G20 öncesi 8-9 Haziran’da Japonya’nın Tsukuba şehrinde gerçekleştirilen G20 Ticaret ve Dijital Ekonomi bakanları toplantısında yine DFFT konusu gündemdeydi. Türkiye’den Sanayi ve Teknoloji bakanı ile Ticaret bakanlarının katıldığı toplantının sonuç belgesinde bakanlar DFFT konusunda uzlaşmış görünüyordu.
28 Haziran’dan itibaren Osaka’da gerçekleştirilecek G20 toplantılarında da DFFT konusu, DTÖ şemsiyesi altında Osaka Track ismiyle en üst seviyede gündemde olacak. Peki, DFFT’nin gelişmiş ve gelişmekte olan ülkelere nasıl farklı etkileri olabilir? Neredeyse bir yıl önce bir yazımda Nobel ödülü alan Romer’in ülkeler arasındaki gelişmişlik farklarında kurumsal altyapılarının önemini işlemiştim. Kurumsal altyapılarını geliştirememiş ülkelerin, açık veri akımlarından zarar görme olasılığı göz ardı edilmemelidir. Bu anlamda, yeni bir asimetrik gümrük birliği durumunda kalınmamalıdır.
Bununla beraber ülkemizde devlet kademeleri tarafından da sahiplenilen, Avrupa ülkelerinde de yaygın olan, “vatandaş verilerinin ülke sınırları içinde tutulması” dijital politikası da DFFT ile çelişen bir politika olacaktır. Her ne kadar Abe ilk sunumunda, “kişisel olmayan veri” demiş olsa da, daha sonra dolaşan belgelerde, “şirketlerin özgürce çalışabilmesi için kişisel verilerin dahi sınırlanamamasından” bahsediliyor. Yalnızca ticaretle ilgili olmayabilecek bu konuda, Cumhurbaşkanlığı, MİT, BTK ve diğer ilgili kurumlarda konuya dâhil olmalı ve Türkiye’nin aleyhine olası bir durumu engellemelidir. DFFT sonucunda, örneğin Facebook’un vatandaş verilerini götürmesini yasal olarak engelleyemeyecek bir noktada kalınabilir.
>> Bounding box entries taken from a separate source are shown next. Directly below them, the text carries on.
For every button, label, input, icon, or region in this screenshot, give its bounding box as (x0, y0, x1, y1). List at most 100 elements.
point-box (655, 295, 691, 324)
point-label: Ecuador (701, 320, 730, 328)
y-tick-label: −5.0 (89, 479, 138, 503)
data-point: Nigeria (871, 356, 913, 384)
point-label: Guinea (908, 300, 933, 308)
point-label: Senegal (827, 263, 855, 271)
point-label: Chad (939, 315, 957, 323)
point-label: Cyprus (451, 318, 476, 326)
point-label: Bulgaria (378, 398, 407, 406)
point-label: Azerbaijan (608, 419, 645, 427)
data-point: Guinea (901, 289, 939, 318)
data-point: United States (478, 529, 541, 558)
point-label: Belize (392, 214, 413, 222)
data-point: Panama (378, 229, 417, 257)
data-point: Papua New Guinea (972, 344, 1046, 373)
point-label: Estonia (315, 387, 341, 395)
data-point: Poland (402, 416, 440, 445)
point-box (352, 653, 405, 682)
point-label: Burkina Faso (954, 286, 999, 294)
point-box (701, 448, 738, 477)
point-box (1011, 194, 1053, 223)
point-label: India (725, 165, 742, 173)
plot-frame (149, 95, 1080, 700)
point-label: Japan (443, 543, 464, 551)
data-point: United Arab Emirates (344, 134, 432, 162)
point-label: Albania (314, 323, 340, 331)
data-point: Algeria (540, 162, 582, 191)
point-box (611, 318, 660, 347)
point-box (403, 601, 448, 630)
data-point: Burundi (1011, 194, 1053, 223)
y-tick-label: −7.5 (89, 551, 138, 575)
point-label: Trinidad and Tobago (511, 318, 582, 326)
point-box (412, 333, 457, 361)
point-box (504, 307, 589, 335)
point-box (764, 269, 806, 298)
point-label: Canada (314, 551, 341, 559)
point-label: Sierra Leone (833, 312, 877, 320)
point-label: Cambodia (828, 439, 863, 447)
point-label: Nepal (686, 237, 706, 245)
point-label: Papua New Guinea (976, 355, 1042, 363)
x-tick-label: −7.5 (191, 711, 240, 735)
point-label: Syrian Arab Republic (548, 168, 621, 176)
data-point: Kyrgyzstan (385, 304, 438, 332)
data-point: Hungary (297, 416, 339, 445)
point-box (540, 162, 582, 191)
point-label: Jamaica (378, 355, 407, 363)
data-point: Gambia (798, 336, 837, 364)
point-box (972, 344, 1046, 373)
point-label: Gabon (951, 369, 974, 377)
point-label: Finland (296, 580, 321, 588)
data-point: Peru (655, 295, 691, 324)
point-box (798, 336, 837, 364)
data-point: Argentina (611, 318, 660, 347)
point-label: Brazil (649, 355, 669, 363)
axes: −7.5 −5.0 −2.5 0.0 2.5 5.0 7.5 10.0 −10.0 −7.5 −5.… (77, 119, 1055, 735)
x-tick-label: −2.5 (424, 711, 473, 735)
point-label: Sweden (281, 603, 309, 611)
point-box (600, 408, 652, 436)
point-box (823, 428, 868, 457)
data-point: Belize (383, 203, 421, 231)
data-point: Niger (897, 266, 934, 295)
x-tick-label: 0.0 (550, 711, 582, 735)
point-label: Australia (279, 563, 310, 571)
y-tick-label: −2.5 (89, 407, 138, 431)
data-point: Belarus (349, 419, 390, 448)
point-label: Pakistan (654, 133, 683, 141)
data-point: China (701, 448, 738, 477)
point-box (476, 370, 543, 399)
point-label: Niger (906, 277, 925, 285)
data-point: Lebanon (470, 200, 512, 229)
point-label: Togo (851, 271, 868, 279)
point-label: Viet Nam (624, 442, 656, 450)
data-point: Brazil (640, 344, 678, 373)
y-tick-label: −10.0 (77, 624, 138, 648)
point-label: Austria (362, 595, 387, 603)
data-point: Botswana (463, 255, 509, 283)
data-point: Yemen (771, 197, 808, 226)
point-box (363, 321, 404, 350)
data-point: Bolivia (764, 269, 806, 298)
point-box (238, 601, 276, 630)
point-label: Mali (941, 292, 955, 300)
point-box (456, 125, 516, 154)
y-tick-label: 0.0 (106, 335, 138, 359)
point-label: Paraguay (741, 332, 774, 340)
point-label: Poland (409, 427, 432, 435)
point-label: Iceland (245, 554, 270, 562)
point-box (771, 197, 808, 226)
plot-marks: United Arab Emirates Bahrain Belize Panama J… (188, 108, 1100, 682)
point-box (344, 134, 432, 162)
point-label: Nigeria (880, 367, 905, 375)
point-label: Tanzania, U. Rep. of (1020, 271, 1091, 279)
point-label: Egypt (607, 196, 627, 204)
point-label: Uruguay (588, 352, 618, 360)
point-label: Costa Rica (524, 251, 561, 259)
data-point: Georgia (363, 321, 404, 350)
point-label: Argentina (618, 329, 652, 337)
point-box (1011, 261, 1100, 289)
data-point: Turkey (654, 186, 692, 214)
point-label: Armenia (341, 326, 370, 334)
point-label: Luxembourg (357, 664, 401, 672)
Özgür akan verideki özgürlük sınırları da tartışma konusudur. Firmalar tuttukları ve işledikleri veriden ülke sınırlarından bağımsız olarak sorumlu tutulabilecek midir? Porno, siber saldırı, terörizm gibi kanun dışı içeriğin engellenmesi için işler bir çerçeve oluşturulabilecek midir? Ülkelerin kendi sınırları içindeki şirketlerinin tuttuğu başka ülke vatandaş verilerine erişmesi engellenebilecek midir?
Veri ve verinin ticareti konusunda asimetrik olarak çok güçlü olan ABD, Japonya ile bu inisiyatifi başlatırken muhtemelen kendi sahip olduğu verinin ve bilginin hiçbir bariyere, gümrüğe ve vergiye takılmadan en beklenmeyen yerlere, örneğin Çin’e dahi girebilmesini hedefliyor. Çin ve Hindistan olumsuza yakın görüşlerini şimdiden sunmaya başladı.
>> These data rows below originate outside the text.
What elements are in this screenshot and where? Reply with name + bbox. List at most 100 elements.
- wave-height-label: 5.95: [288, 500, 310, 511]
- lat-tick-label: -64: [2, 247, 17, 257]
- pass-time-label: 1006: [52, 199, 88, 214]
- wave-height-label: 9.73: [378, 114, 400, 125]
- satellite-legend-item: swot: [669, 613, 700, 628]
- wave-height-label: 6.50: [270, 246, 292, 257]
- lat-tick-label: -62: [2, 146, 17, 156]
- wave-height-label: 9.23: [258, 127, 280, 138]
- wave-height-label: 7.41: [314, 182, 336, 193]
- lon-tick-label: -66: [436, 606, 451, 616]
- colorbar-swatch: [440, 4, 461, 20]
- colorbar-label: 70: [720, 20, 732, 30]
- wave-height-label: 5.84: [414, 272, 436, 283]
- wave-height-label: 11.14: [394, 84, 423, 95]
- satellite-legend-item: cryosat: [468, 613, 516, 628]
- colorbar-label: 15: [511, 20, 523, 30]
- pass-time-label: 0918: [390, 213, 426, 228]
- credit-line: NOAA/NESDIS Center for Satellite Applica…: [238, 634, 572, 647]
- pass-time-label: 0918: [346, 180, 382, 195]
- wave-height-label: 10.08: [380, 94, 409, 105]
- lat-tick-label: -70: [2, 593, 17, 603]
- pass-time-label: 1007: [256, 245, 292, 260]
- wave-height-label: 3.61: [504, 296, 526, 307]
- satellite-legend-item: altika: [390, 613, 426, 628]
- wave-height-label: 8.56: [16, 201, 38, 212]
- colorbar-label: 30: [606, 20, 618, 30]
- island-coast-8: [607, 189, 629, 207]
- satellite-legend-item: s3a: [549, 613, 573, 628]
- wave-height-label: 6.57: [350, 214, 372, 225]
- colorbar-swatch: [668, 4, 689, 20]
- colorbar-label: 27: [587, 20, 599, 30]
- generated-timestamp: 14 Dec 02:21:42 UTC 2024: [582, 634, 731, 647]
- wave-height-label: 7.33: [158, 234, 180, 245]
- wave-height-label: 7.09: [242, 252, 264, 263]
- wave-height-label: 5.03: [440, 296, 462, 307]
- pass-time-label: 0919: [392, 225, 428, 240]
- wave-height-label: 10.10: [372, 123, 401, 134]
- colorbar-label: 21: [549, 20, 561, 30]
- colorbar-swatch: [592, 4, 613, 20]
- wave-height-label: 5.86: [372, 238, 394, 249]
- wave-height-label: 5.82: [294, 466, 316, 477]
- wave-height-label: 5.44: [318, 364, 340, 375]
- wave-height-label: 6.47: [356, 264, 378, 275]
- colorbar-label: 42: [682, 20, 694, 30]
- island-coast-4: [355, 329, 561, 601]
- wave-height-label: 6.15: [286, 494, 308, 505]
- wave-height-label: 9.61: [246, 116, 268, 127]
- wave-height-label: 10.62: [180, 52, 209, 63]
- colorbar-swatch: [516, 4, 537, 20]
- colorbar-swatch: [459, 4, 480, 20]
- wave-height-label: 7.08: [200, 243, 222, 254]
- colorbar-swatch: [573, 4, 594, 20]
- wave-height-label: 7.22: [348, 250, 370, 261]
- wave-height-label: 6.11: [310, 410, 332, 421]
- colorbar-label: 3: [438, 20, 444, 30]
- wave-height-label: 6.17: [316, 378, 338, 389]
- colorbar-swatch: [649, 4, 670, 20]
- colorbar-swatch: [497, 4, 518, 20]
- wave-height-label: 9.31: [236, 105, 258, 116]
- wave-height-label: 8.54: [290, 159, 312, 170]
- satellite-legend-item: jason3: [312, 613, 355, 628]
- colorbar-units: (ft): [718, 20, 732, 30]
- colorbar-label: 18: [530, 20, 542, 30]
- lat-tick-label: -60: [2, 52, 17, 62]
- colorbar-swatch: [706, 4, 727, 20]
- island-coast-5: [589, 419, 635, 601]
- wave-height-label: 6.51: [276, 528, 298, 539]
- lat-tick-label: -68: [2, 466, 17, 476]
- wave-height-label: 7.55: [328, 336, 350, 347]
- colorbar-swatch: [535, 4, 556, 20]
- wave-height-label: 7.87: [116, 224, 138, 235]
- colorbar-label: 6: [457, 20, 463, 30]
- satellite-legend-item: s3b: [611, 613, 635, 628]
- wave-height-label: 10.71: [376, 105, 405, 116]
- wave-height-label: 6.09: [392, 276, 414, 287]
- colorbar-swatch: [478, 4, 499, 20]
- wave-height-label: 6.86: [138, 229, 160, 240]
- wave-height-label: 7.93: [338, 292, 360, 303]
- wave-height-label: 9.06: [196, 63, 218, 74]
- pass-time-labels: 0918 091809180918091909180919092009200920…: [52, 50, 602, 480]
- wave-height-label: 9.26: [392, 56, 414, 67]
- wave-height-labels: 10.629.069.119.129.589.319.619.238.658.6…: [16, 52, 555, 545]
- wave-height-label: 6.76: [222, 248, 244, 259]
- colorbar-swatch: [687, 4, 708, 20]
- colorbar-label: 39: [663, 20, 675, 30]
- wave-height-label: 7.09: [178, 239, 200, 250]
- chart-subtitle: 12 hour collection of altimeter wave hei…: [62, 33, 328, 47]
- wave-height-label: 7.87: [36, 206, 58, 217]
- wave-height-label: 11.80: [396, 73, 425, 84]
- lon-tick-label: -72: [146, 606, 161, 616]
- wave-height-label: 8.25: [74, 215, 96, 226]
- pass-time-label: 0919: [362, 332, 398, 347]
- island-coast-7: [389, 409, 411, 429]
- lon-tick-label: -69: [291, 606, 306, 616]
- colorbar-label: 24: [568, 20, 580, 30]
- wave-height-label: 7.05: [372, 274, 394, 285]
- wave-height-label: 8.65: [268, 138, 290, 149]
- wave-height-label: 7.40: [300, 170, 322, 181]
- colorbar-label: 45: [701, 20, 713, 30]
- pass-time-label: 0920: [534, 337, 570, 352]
Türkiye’nin önünde aynı anda tehdit ve fırsat olan bir konu var. Bu noktadan sonrası, G20’de ve sonrasında bu önerinin şekillenmesi sırasında, cumhurbaşkanımız, ilgili bakanlarımız, bakanlıklarımız ve diplomatlarımızın bilgi ve maharetine kalmış durumda.
Not: Bu makale, ilk olarak 26 Haziran 2019 tarihli Türkgün Gazetesi'nde yayınlanmıştır.